Winter is coming and I’m so glad
Mornings are getting darker now. Crispy, cool air sneaks in through open windows at night. My wool slippers have been dug out from the back of my closet. The kindling basket next to the wood stove has been filled.
Winter is coming and I’m so glad.
Not for the cold. Workouts in long johns and parkas always feel constricted. Breaking ice with a sledge hammer never feels fun, despite best efforts to convince myself it’s honest labour. Sitting on the concrete bench of an unheated hockey rink when it’s -30c outside is a special type of hell reserved for the dutiful and delusional.
Alas, the frozen toes and multiple layers of clothing are all worth it. All those busy summer and fall days, harvesting and processing our food, bring slow mornings warming ourselves by the wood cook stove. Lingering with steaming cups of coffee or tea over long conversations. Board games with suppers, feasting on fatty ribs. Skating on our pond. Lying on a bed of downy snow while staring at that winter blue sky in absolute silence, save the ever-industrious woodpeckers and the shushing of cedar bows above. Feasts with farmer friends that have surfaced from their busy seasons, too.
Winter is magic. Winter is quiet celebration. A luxurious slowness befalls the weary body. I am as tied to the seasons of our place in the world as I am to my understanding of self. I don’t just eat seasonally, we live seasonally.

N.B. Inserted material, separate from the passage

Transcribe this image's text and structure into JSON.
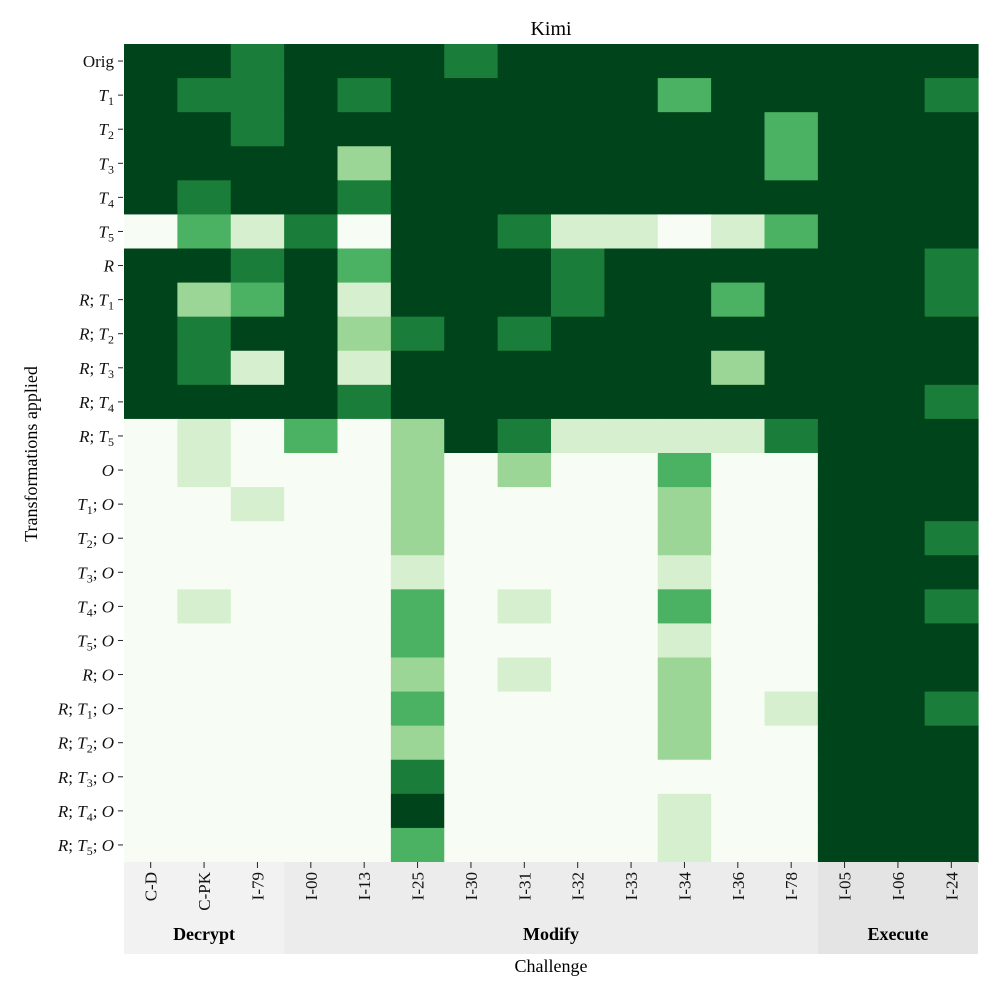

It seems a mandate of nature that we have overridden with technology.
I was up at 4:30 this morning. I don’t know why. But I found myself reading a good book in my kitchen. My three dogs, a motley bunch, vying for my attention. A fresh pot of bone broth bubbling on the stove. My daughter has to wake up at 5:30 to catch her country school bus. She doesn’t like being rushed so gives herself an extra thirty minutes so she doesn’t have to be. It’s nice to have that morning time with her, talking quietly about her world while the rest of life still sleeps. It’s our time to be alone, a time before putting on our armour to take on the world. She gives me her vulnerability and I listen.
We had a bigger farm before we moved here. It was a vortex of endless tasks and overwhelming exhaustion. We weren’t twenty anymore and that wasn’t what we wanted out of life. Our older daughters watched as we drove ourselves into the ground, coming in from tasks at midnight, so busy we had to make dates in our agenda to really spend time together. So we re-evaluated as we do.
It’s always been Us first, that being my husband and I. That’s the deal. Then family. Then who cares what. It wasn’t working. We didn’t know where we even were in priorities, but it was far down the list.
So, we packed up an entire farm, a task not for the faint of heart, and we moved here. Downsized. Slowed down. Put ourselves and our family where they needed to be.
There’s still many tasks the busy warm seasons bring. It’s not a small undertaking to grow, raise, forage, dry, preserve, ferment, harvest, hunt, and butcher one’s own food. It’s a lot of work, to be sure. But work is not bad, it’s life. It’s what we are here to do. There needs to be a distinction between “busy” and purposeful work. Any meaningless or frivolous task brings distress.
Our work feeds us completely – body, mind, and grateful souls.
So, bring on winter. And like the wilds we are a part of, we will slow down. Rest. Hibernate. Marvel at the beauty of it all.
The pictures are of the sunrise over our beautiful lake, my morning attention-seeking crew, and a walk harvesting treasures in our forest yesterday.